Paper presented at the South African Transport Conference 17 - 20 July 2000 "Action in transport for the new millennium", CSIR International Convention Centre, Pretoria, South Africa. ABSTRACT: The spate of bus crashes in South Africa in September/October 1999 led to a ministerial inquiry into the causes of these crashes and also to the formulation of recommendations to prevent similar disasters.
Annually, about 9 000 buses (about one-third of the total bus fleet) are involved in road accidents. The frequent occurrence of minibus taxi crashes is also a matter of grave concern due to the large number of
vehicle occupants killed or injured. Minibus taxis is the vehicle category in South Africa with the highest accident and fatality rate per 100 million vehicle kilometers traveled.

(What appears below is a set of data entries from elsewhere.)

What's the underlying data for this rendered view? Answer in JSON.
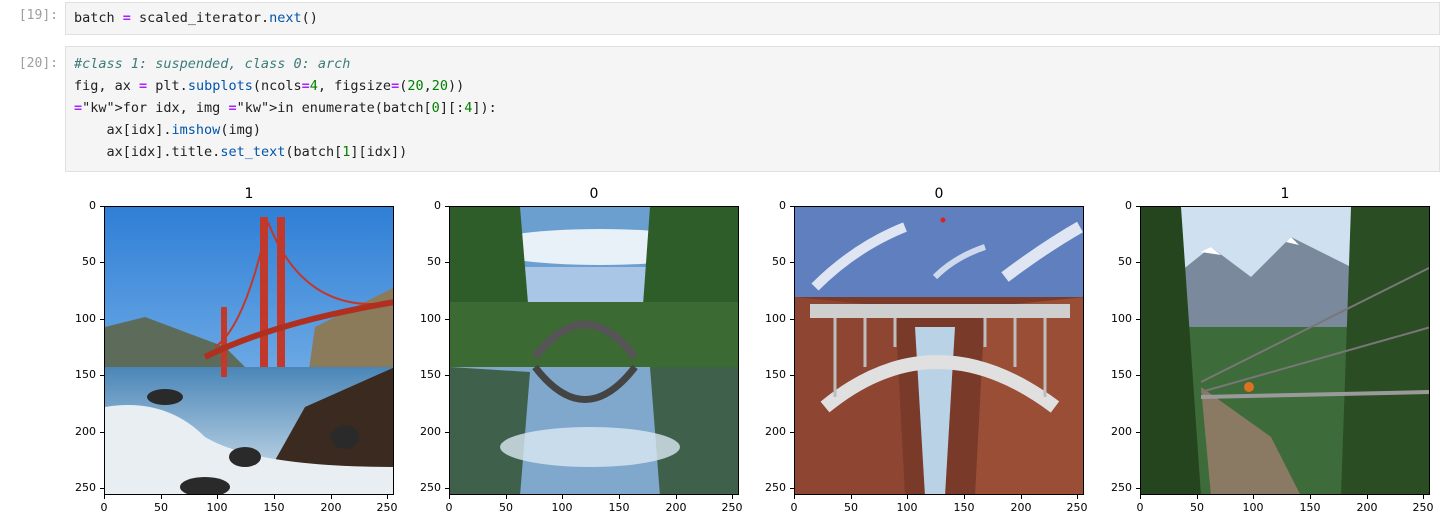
{
  "cells": [
    {
      "prompt": "[19]:",
      "lines": [
        "batch = scaled_iterator.next()"
      ]
    },
    {
      "prompt": "[20]:",
      "lines": [
        "#class 1: suspended, class 0: arch",
        "fig, ax = plt.subplots(ncols=4, figsize=(20,20))",
        "for idx, img in enumerate(batch[0][:4]):",
        "    ax[idx].imshow(img)",
        "    ax[idx].title.set_text(batch[1][idx])"
      ]
    }
  ],
  "figure": {
    "subplots": [
      {
        "title": "1",
        "image": "Golden Gate suspension bridge over rocky coastline"
      },
      {
        "title": "0",
        "image": "Stone arch bridge reflected in a forest lake"
      },
      {
        "title": "0",
        "image": "Blocky arch bridge spanning a red canyon"
      },
      {
        "title": "1",
        "image": "Pedestrian suspension bridge in a forested mountain valley"
      }
    ],
    "ytick_labels": [
      "0",
      "50",
      "100",
      "150",
      "200",
      "250"
    ],
    "xtick_labels": [
      "0",
      "50",
      "100",
      "150",
      "200",
      "250"
    ],
    "colors": {
      "sky": "#3b82d6",
      "bridge_red": "#c0392b",
      "forest": "#2f5d2a"
    }
  }
}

The paper covers a number of aspects to highlight the problems but also provides short and medium term solutions. Firstly, the road traffic safety record of the public passenger transport sector is scrutinised. The collision and casualty figures for buses and minibuses for 1998 (the latest available
statistics) by urban and rural areas are highlighted. An analysis is done of trends in bus and minibus road accident and collision rates since the early nineties. The trends are also compared to those of
freight vehicles (heavy vehicles and LDV’s). Secondly, factors are identified contributing to road traffic crashes and casualties in the public passenger transport sector. The impact of the human, vehicle and
road environment factors are discussed and contributing factors based on specific case studies are pinpointed. Thirdly, short and medium term solutions are offered to reduce road casualties in the public passenger transport sector. Measures covered are related to operators, drivers, vehicles and other more general issues impacting on all road users. These solutions are based on the results of deliberations between government and the various stakeholders involved.